Being able to remotely power on a lab, building or even a single remote computer is a huge time saver!

Configuring boot options means only allowing approved devices to be booted from.

I would never recommend flashing a BIOS on a laptop with a low battery. Type the name of the flash utility followed by /forceit /forcetype.

But first – let’s see what we need to configure and how we can do it. If you have ever had a user configure a hard drive or startup password, you certainly understand why you should set a BIOS password.

Configuring Wake on LAN is another option that should be universally configured.

In our environment, you can only boot off of the hard drive or the NIC.

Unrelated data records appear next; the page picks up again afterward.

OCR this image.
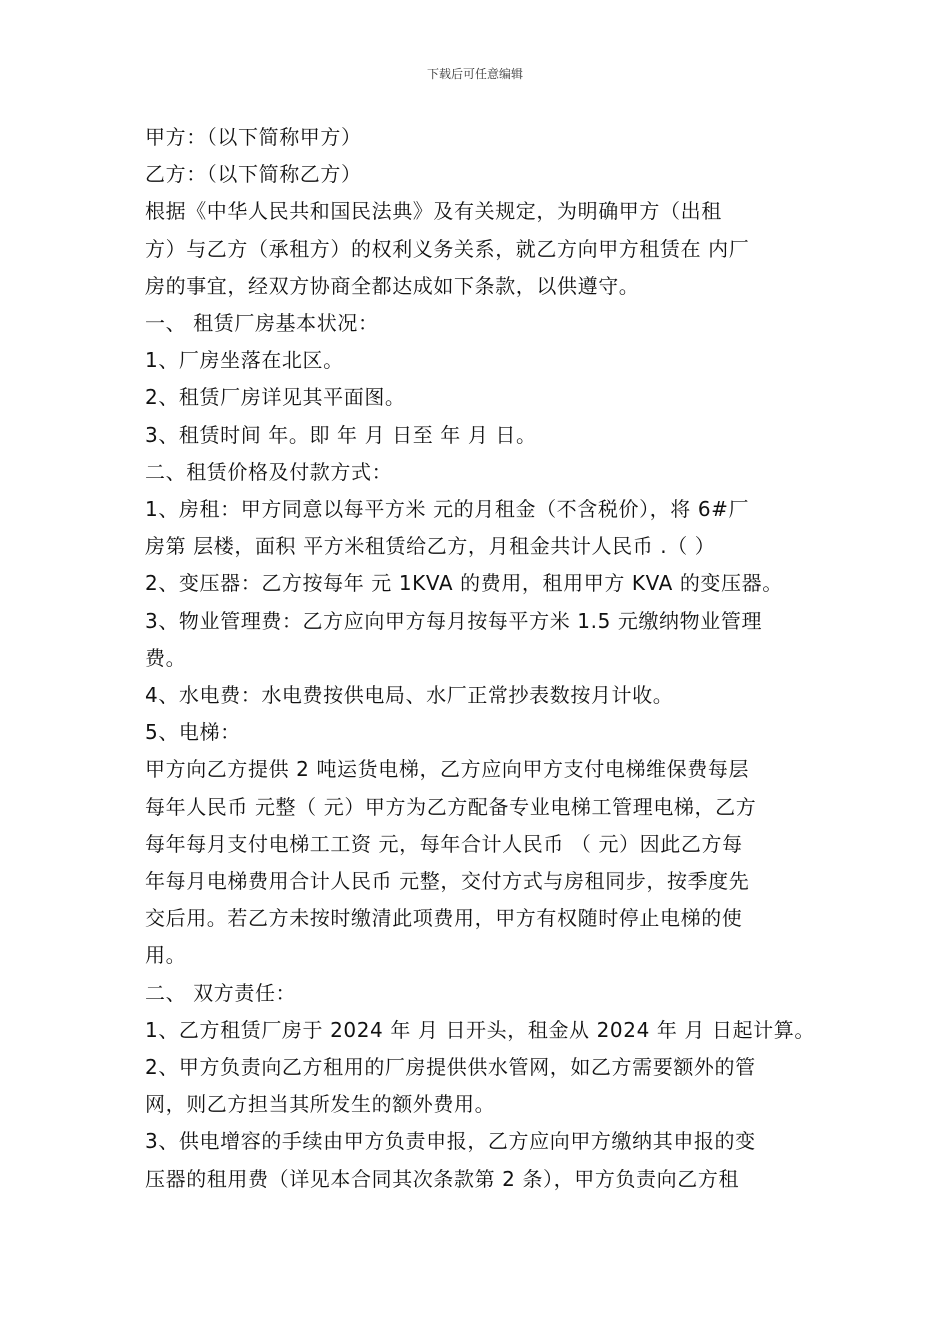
下载后可任意编辑

甲方：（以下简称甲方）

乙方：（以下简称乙方）

根据《中华人民共和国民法典》及有关规定，为明确甲方（出租

方）与乙方（承租方）的权利义务关系，就乙方向甲方租赁在 内厂

房的事宜，经双方协商全都达成如下条款，以供遵守。

一、 租赁厂房基本状况：

1、厂房坐落在北区。

2、租赁厂房详见其平面图。

3、租赁时间 年。即 年 月 日至 年 月 日。

二、租赁价格及付款方式：

1、房租：甲方同意以每平方米 元的月租金（不含税价），将 6#厂

房第 层楼，面积 平方米租赁给乙方，月租金共计人民币 .（ ）

2、变压器：乙方按每年 元 1KVA 的费用，租用甲方 KVA 的变压器。

3、物业管理费：乙方应向甲方每月按每平方米 1.5 元缴纳物业管理

费。

4、水电费：水电费按供电局、水厂正常抄表数按月计收。

5、电梯：

甲方向乙方提供 2 吨运货电梯，乙方应向甲方支付电梯维保费每层

每年人民币 元整（ 元）甲方为乙方配备专业电梯工管理电梯，乙方

每年每月支付电梯工工资 元，每年合计人民币 （ 元）因此乙方每

年每月电梯费用合计人民币 元整，交付方式与房租同步，按季度先

交后用。若乙方未按时缴清此项费用，甲方有权随时停止电梯的使

用。

二、 双方责任：

1、乙方租赁厂房于 2024 年 月 日开头，租金从 2024 年 月 日起计算。

2、甲方负责向乙方租用的厂房提供供水管网，如乙方需要额外的管

网，则乙方担当其所发生的额外费用。

3、供电增容的手续由甲方负责申报，乙方应向甲方缴纳其申报的变

压器的租用费（详见本合同其次条款第 2 条），甲方负责向乙方租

This keeps users from booting to a OS on a thumb drive or using a password cracker CD against our administrative accounts.

For those who use a different OS, the update procedure requires some extra steps.

First of all, copy the update file to a bootable DOS USB drive.

This week I had that very problem and wondered if I could perhaps deploy the BIOS EXE file via a Win PE environment and bypass the “installed” Windows need totally.

The “trick” seems to be that you have to use an x86 Win PE OS architecture build, rather than a x64 Win PE flavor. If you already have a working Win PE build and want to confirm (maybe you didn’t build it yourself) just run the following command in your loaded Win PE environment from a command prompt: Sadly, the Dell LTI bootable flash drive I had was running a x64 version.

And more importantly kept in mind the overall process needed when multiple versions of a BIOS Update may be required (from A01 to Axx).